Los residentes están en sus habitaciones, viendo la tele, hablando con sus familiares por teléfono o videollamada, algunos atrevidos salen a la puerta a jugar a “Quien es quien” y a intentar adivinar quién somos por nuestra manera de andar o nuestra voz, ¡son buenos! Cuando llego a mi casa, me toca enfrentar otra batalla similar a la que enfrento en mi trabajo... y es que aun habiéndome recuperado de la enfermedad sientes terror en pensar que puedes haber traído el bicho de fuera a tu casa.

Silencio
Lunes, 27 de abril de 2020. Ahora, recapacitando y echando la vista atrás pienso en que ningún ser humano podría pensar alguna vez en su vida lo que el futuro le deparaba. La situación actual le viene grande a todo el mundo. Al igual que cuando a alguien le diagnostican cáncer, tu vida cambia por completo y te sientes muy perdida... es normal y comprensible. Solo hay que dejarse ayudar, escuchar a los demás e intentar llevarlo lo mejor posible, haciendo lo correcto. Me encanta mi trabajo, nunca me cansare de decirlo.
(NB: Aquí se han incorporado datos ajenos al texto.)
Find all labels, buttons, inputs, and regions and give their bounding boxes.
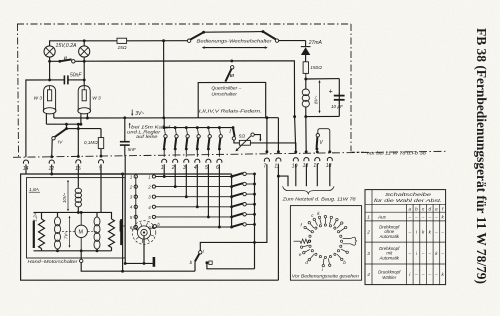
node lamp1/switch II	[48, 60, 51, 63]
node tube2 top junction	[83, 78, 86, 81]
node chassis 9	[100, 155, 103, 158]
motor switch blade 2	[230, 185, 233, 188]
capacitor bar bottom	[153, 257, 156, 267]
wire 0,1M to terminal 9	[100, 149, 102, 158]
node bus2 switch IV stub	[65, 123, 68, 126]
wire motor output stub	[80, 251, 82, 259]
terminal 6	[217, 159, 222, 163]
wire b down	[194, 261, 196, 271]
relay contact 1	[164, 128, 165, 135]
motor output contact	[80, 259, 83, 262]
lamp La1 15V 0,2A	[44, 46, 55, 57]
tube W3 left	[44, 86, 56, 111]
relay contact 4	[196, 126, 199, 129]
node bus1 wire7 junction	[265, 116, 268, 119]
relay contact 5	[207, 126, 210, 129]
node bus1 5nF junction	[123, 116, 126, 119]
chassis dash-dot line	[13, 151, 446, 157]
wire 7 drop	[266, 118, 268, 152]
wire IV pivot to 0,1M	[78, 128, 101, 130]
potentiometer 5 Ohm	[239, 140, 250, 145]
wire 11 branch to brace	[278, 176, 288, 186]
terminal 4	[195, 159, 200, 163]
wire switch II to lamp2	[75, 60, 84, 62]
switch II contact	[72, 60, 75, 63]
resistor 150 Ohm	[303, 62, 308, 74]
capacitor bar right	[120, 219, 122, 245]
wire i-contact up	[200, 242, 254, 250]
wire terminal 1 to matrix	[163, 164, 165, 176]
wire lamp2 top	[83, 41, 85, 46]
wire terminal 10 down	[295, 164, 297, 186]
wire 50nF right	[69, 79, 85, 81]
wire terminal 2 to matrix	[174, 164, 176, 186]
node V chassis 18	[328, 150, 331, 153]
node column top	[121, 173, 124, 176]
switch V contact	[316, 134, 319, 137]
wire terminal 15 down	[77, 164, 79, 188]
tube2 lead left	[80, 113, 82, 124]
wire coil box left down to terminal 10	[295, 117, 296, 152]
node tube2 right lead	[86, 117, 89, 120]
selector column wire	[135, 177, 137, 228]
wire lamp1 bottom	[49, 57, 51, 80]
node changeover left	[202, 31, 205, 34]
relay rail	[164, 127, 233, 129]
wire IV contact to terminal 12	[51, 140, 54, 158]
node lamp2 bottom junction	[83, 60, 86, 63]
winding right	[96, 212, 98, 217]
node matrix 2	[174, 185, 177, 188]
wire lamp2 down to tube2	[83, 57, 85, 86]
slider bar left	[33, 221, 35, 248]
contact a square	[209, 261, 212, 264]
wire terminal 9 down	[100, 164, 102, 212]
node matrix 6	[218, 226, 221, 229]
wire switch I to pot	[234, 140, 240, 143]
resistor right	[111, 212, 113, 219]
motor switch blade 3	[230, 195, 233, 198]
box Quecksilber-Umschalter	[198, 82, 266, 117]
chassis bar stub	[122, 225, 125, 227]
switch I contact	[232, 137, 235, 140]
node switch III top	[230, 59, 233, 62]
wire rectifier branch to chassis	[305, 117, 307, 152]
wire motor output down	[81, 263, 195, 272]
brace	[283, 186, 334, 193]
winding left	[57, 212, 59, 217]
terminal 15	[76, 160, 81, 164]
coil box top wire	[306, 78, 340, 80]
node coil box left corner	[293, 115, 296, 118]
node matrix 5	[207, 215, 210, 218]
wire column drop	[122, 174, 124, 271]
terminal 3	[184, 159, 189, 163]
dash-dot border left	[18, 24, 19, 157]
tube2 lead right	[86, 113, 88, 118]
terminal 17	[315, 157, 320, 161]
changeover blade left	[190, 32, 203, 39]
node column drop join	[121, 270, 124, 273]
dial contact ring	[324, 224, 326, 226]
wire terminal 18 down	[329, 164, 331, 187]
wire drop to relay rail	[163, 41, 165, 118]
motor switch blade 1	[230, 175, 233, 178]
node matrix 4	[196, 205, 199, 208]
relay contact 1 stub to bus1	[163, 118, 165, 128]
switch V bracket	[318, 129, 330, 152]
relay contact 2	[174, 126, 177, 129]
dimension arrow 10V	[67, 181, 69, 211]
resistor 0,1 MOhm	[98, 138, 103, 149]
capacitor 10uF	[338, 93, 340, 96]
node rectifier/chassis	[305, 150, 308, 153]
terminal 11	[276, 158, 281, 162]
node wire7 chassis	[265, 150, 268, 153]
contact a dot	[205, 261, 208, 264]
node lamp2 top	[83, 39, 86, 42]
wire cathode bus1	[54, 117, 279, 119]
capacitor 50nF	[63, 75, 65, 84]
lamp La2 15V 0,2A	[79, 46, 90, 57]
terminal 18	[327, 157, 332, 161]
node bus2 to terminal 15	[77, 127, 80, 130]
wire terminal 14 down	[25, 165, 27, 175]
switch IV contact	[52, 137, 55, 140]
coil box right wire	[338, 79, 340, 117]
dimension arrow 8V	[319, 81, 321, 113]
box dial	[290, 206, 361, 281]
dial resistor right	[343, 237, 357, 245]
resistor 15 Ohm	[117, 38, 127, 43]
wire terminal 3 to matrix	[185, 164, 187, 196]
motor switch blade 4	[230, 205, 233, 208]
switch IV stub	[66, 124, 68, 128]
box Hand-Motorschalter	[27, 178, 126, 258]
wire top rail	[50, 41, 117, 46]
node top wire / drop wire	[162, 39, 165, 42]
wire 5nF drop	[124, 118, 126, 142]
switch I blade	[233, 128, 235, 137]
rotary contact 6	[153, 225, 156, 228]
table grid	[365, 190, 446, 285]
resistor motor series 1,2A	[41, 212, 43, 219]
rotary switch	[132, 221, 156, 245]
wire motor unit mid rail	[34, 211, 113, 213]
changeover bridge wire	[204, 31, 263, 34]
wire selector to rotary	[136, 227, 138, 231]
node switch II pivot	[58, 60, 61, 63]
rectifier 27mA	[305, 41, 307, 47]
node matrix 1	[163, 175, 166, 178]
wire 7 lower	[255, 164, 267, 242]
terminal 14	[23, 160, 28, 164]
switch III blade	[225, 69, 231, 82]
node changeover right	[262, 30, 265, 33]
wire 11 lower	[277, 164, 279, 176]
terminal 9	[98, 160, 103, 164]
wire 11 continue	[277, 176, 279, 280]
terminal 7	[264, 158, 269, 162]
node V chassis 17	[316, 150, 319, 153]
node bus2 junction	[77, 123, 80, 126]
node matrix 3	[185, 195, 188, 198]
node wire 11 branch	[277, 175, 280, 178]
motor switch blade 5	[230, 215, 233, 218]
node coil box top	[304, 78, 307, 81]
chassis bar	[120, 221, 122, 232]
node bus1 contact1 junction	[162, 116, 165, 119]
wire IV pivot right	[67, 128, 79, 130]
wire motor unit bottom rail	[34, 250, 112, 252]
wire contact a to bus	[207, 263, 255, 269]
node pot out / chassis 10	[294, 150, 297, 153]
smoothing choke	[305, 79, 307, 90]
dimension arrow 7V	[69, 217, 71, 248]
node mid rail coil	[77, 211, 80, 214]
wire terminal 12 down	[51, 165, 53, 175]
wire terminal 17 down	[316, 164, 318, 186]
node switch V bottom	[315, 147, 318, 150]
wire pot wiper	[254, 135, 260, 141]
node tube1 top junction	[48, 78, 51, 81]
lower throw arrow line	[203, 47, 267, 49]
terminal 5	[206, 159, 211, 163]
note nur bei 11 W 78 u.Fb 38	[352, 151, 366, 153]
wire bus2 down to terminal 15	[77, 124, 79, 157]
wire 50nF rail	[26, 80, 50, 157]
wire motor leads	[80, 212, 82, 225]
relay contact 6	[218, 126, 221, 129]
coil box bottom wire	[306, 115, 340, 117]
relay contact 3	[185, 126, 188, 129]
dash-dot border top	[17, 23, 351, 25]
wire t12 rail to column	[52, 173, 123, 175]
wire 0,1M stub	[100, 129, 102, 138]
wire changeover to rectifier	[279, 40, 306, 42]
node bus junction	[253, 241, 256, 244]
node relay rail end	[232, 126, 235, 129]
wire V to terminal 17	[316, 149, 318, 152]
tube1 lead right	[53, 113, 55, 118]
dial resistor left	[294, 240, 301, 242]
switch V blade	[316, 137, 319, 148]
wire terminal 4 to matrix	[196, 164, 198, 207]
wire 50nF left	[50, 79, 64, 81]
wire 5nF below chassis	[124, 156, 126, 263]
switch b blade	[195, 254, 199, 262]
terminal 2	[173, 159, 178, 163]
wire 15 Ohm to changeover	[127, 40, 188, 42]
capacitor 5nF	[120, 141, 130, 143]
motor M	[75, 225, 87, 237]
wire pot output to terminal 10	[250, 143, 295, 152]
wire to cap bar	[125, 262, 152, 264]
node chassis 12	[50, 155, 53, 158]
changeover switch left contact	[187, 39, 190, 42]
wire bus2	[46, 123, 81, 125]
changeover blade right	[263, 32, 276, 40]
switch III contact	[231, 66, 234, 69]
tube1 lead left	[45, 113, 47, 124]
wire switch II rail to coil box	[84, 61, 294, 117]
blade bus	[254, 174, 256, 269]
tube W3 right	[78, 86, 90, 111]
node 5nF line bottom	[124, 262, 127, 265]
dash-dot border right	[350, 24, 352, 152]
switch i contact	[199, 251, 202, 254]
terminal 13	[304, 158, 309, 162]
node coil box bottom	[304, 115, 307, 118]
node tube2 left lead	[79, 123, 82, 126]
wire terminal 6 to matrix	[218, 164, 220, 227]
node t12 box	[50, 173, 53, 176]
pot wiper contact	[251, 133, 254, 136]
wire rotary wiper down	[143, 236, 145, 263]
changeover right contact	[275, 39, 278, 42]
switch II blade	[60, 59, 72, 61]
node chassis 15	[77, 155, 80, 158]
box motor unit outer	[21, 174, 279, 280]
switch IV blade	[55, 129, 67, 137]
node wire11 chassis	[277, 150, 280, 153]
wire terminal 5 to matrix	[207, 164, 209, 217]
wire terminal 13 down	[305, 164, 307, 186]
wire 11 drop	[277, 118, 279, 152]
motor switch blade 6	[230, 226, 233, 229]
wire switch II feed	[50, 60, 60, 62]
terminal 12	[49, 160, 54, 164]
transformer winding top	[75, 188, 81, 193]
node switch IV pivot	[65, 127, 68, 130]
terminal 10	[293, 158, 298, 162]
terminal 1	[162, 159, 167, 163]
node relay contact 1 rail	[163, 126, 166, 129]
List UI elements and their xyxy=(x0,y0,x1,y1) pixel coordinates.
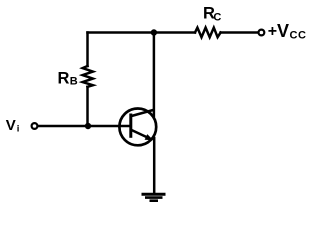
svg-text:B: B xyxy=(70,75,78,87)
svg-text:V: V xyxy=(6,117,16,134)
svg-text:V: V xyxy=(277,21,289,41)
svg-text:C: C xyxy=(213,12,221,24)
svg-text:R: R xyxy=(58,70,70,88)
svg-text:+: + xyxy=(268,23,277,40)
svg-text:CC: CC xyxy=(290,30,307,42)
svg-text:i: i xyxy=(17,123,20,134)
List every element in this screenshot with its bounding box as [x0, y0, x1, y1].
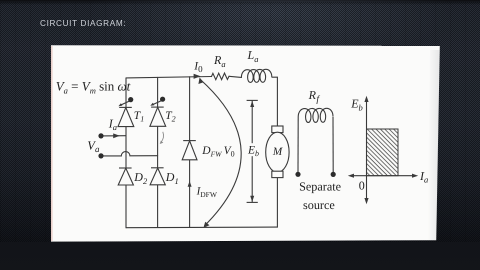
diode D2 [118, 168, 133, 185]
label Eb motor [245, 143, 259, 156]
wire La to right corner [272, 77, 277, 126]
Eb dimension line [247, 100, 258, 202]
svg-text:source: source [303, 198, 335, 212]
photo right shading [428, 50, 440, 240]
thyristor T2 [150, 97, 166, 127]
field winding Rf [298, 108, 333, 172]
wire input top [101, 135, 126, 137]
motor bottom brush block [272, 171, 283, 177]
wire between Ra and La [229, 76, 241, 77]
wire bottom rail [126, 226, 277, 229]
wire DFW branch [189, 77, 191, 227]
graph horizontal axis [348, 174, 418, 178]
resistor Ra [212, 73, 230, 80]
graph hatched area [367, 129, 399, 176]
current arrow I0 [194, 74, 201, 79]
wire left branch [125, 78, 127, 228]
motor armature M [266, 132, 289, 172]
photo white background [51, 45, 440, 241]
svg-text:Separate: Separate [299, 180, 341, 194]
field terminal dot right [331, 172, 336, 177]
source terminal dot bottom [98, 153, 103, 158]
diode D1 [150, 168, 165, 185]
current arrow IDFW [188, 181, 192, 187]
source terminal dot top [98, 133, 103, 138]
graph vertical axis [364, 96, 368, 204]
V0 curve arrow [198, 78, 241, 228]
diode DFW [182, 141, 197, 160]
motor top brush block [272, 126, 283, 133]
inductor La [241, 69, 271, 82]
photo left pink edge [51, 46, 53, 241]
wire top rail left [126, 77, 212, 78]
wire right branch [157, 77, 159, 227]
field terminal dot left [295, 172, 300, 177]
svg-text:0: 0 [359, 178, 365, 192]
current arrow Ia input [113, 133, 120, 138]
wire input bottom with hop [101, 152, 158, 156]
gate current ig squiggle [160, 132, 164, 144]
svg-text:M: M [272, 146, 283, 158]
thyristor T1 [118, 97, 134, 127]
wire right vertical below motor [276, 178, 278, 228]
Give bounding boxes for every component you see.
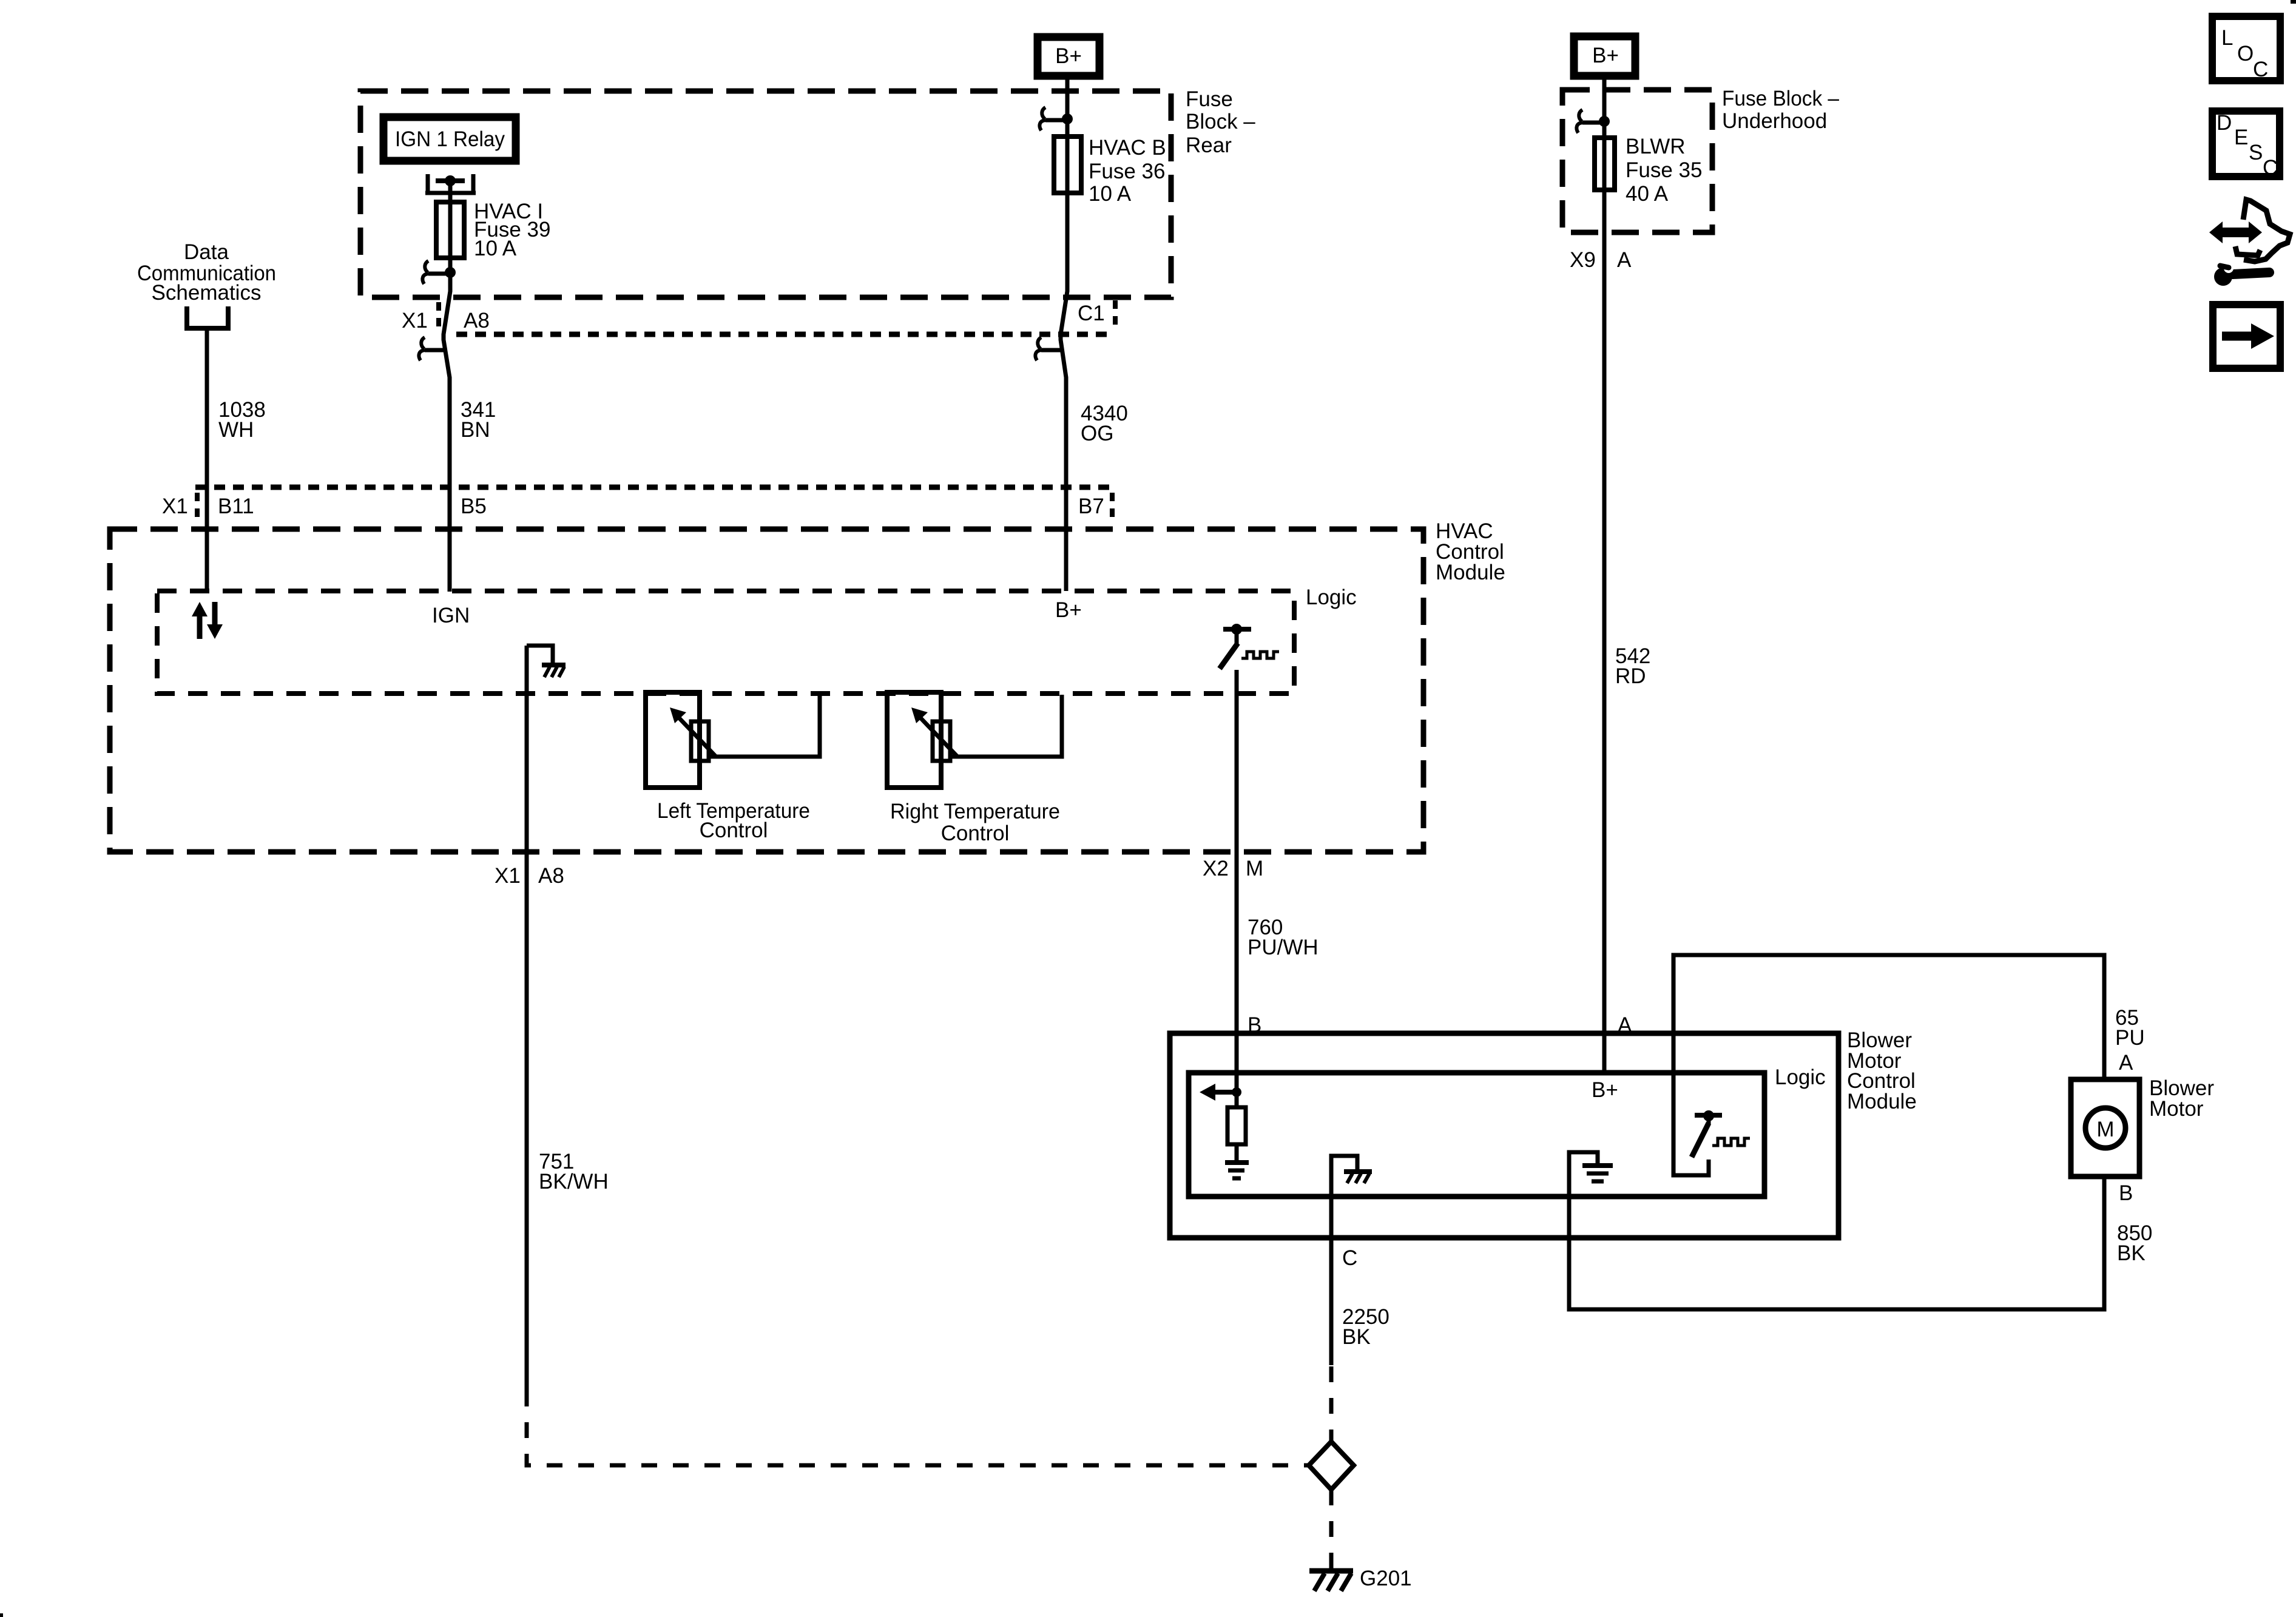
wire B+ to fuse 35 [1602,76,1607,138]
wire 751 BK/WH [525,646,529,1391]
B+ terminal rear [1038,37,1099,76]
svg-text:C: C [2253,58,2268,81]
svg-text:L: L [2221,26,2233,50]
data comm bracket [184,306,231,328]
wire label 850 BK [2117,1221,2152,1265]
connector X2 M labels [1203,857,1263,880]
wire label 4340 OG [1081,402,1128,445]
fuse block underhood label [1722,87,1840,133]
wire 542 RD [1602,190,1607,1072]
svg-text:D: D [2217,111,2232,135]
connector hook fuse 35 [1576,110,1604,133]
svg-text:Module: Module [1847,1090,1917,1113]
svg-text:BN: BN [461,418,490,442]
svg-text:Motor: Motor [2149,1097,2204,1121]
svg-text:40 A: 40 A [1626,182,1669,206]
wire to G201 dashed [1329,1490,1334,1568]
fuse block underhood dashed box [1562,90,1712,232]
wire label 542 RD [1615,644,1650,688]
svg-text:Fuse 35: Fuse 35 [1626,158,1702,182]
splice diamond [1309,1442,1354,1490]
svg-text:B7: B7 [1078,495,1104,518]
svg-text:X1: X1 [402,309,428,333]
svg-text:X2: X2 [1203,857,1229,880]
connector X1 B11 labels [162,493,254,522]
right temp control wire to logic [950,695,1062,757]
left temp control wire to logic [709,695,820,757]
wire label 751 BK/WH [539,1150,609,1193]
svg-text:A8: A8 [464,309,490,333]
HVAC logic dashed box [157,591,1294,694]
arrow icon box [2213,305,2280,368]
fuse F35 label [1626,135,1702,206]
svg-text:BK: BK [1342,1325,1371,1349]
fuse F35 [1595,138,1615,190]
svg-text:BK: BK [2117,1241,2146,1265]
blower motor label [2149,1076,2214,1121]
PWM signal symbol BMCM [1712,1138,1750,1146]
wire label 341 BN [461,398,496,442]
blower motor control module label [1847,1028,1917,1113]
svg-text:X1: X1 [162,495,188,518]
svg-text:Data: Data [184,240,229,264]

Por muy duro que haya sido el día, es reconfortante ver como la situación poco a poco se estabiliza y va volviendo a la normalidad. Los abuelos están mejor anímicamente y se les ve más esperanzados y eso te llama de alegría. Juntos, formando piña, conseguiremos combatir al virus y de aquí a unos años lo recordaremos con orgullo y satisfacción y nos aplaudiremos a nosotros mismos sentados en nuestra terraza favorita o mirando hacia el horizonte desde la catedral de la ciudad a donde algún día deseamos ir o desde la orilla de alguna playa paradisiaca donde nos gustaría estar ahora mismo.

El mundo se paró un sábado 14 de marzo, aunque para algunos ya llevaba parado meses atrás; pero cuando se vuelva a reanudar será increíble y habremos aprendido muchas cosas; entre ellas, a valorar lo realmente importante en esta vida y a ser más felices de lo que ya nos creíamos que éramos.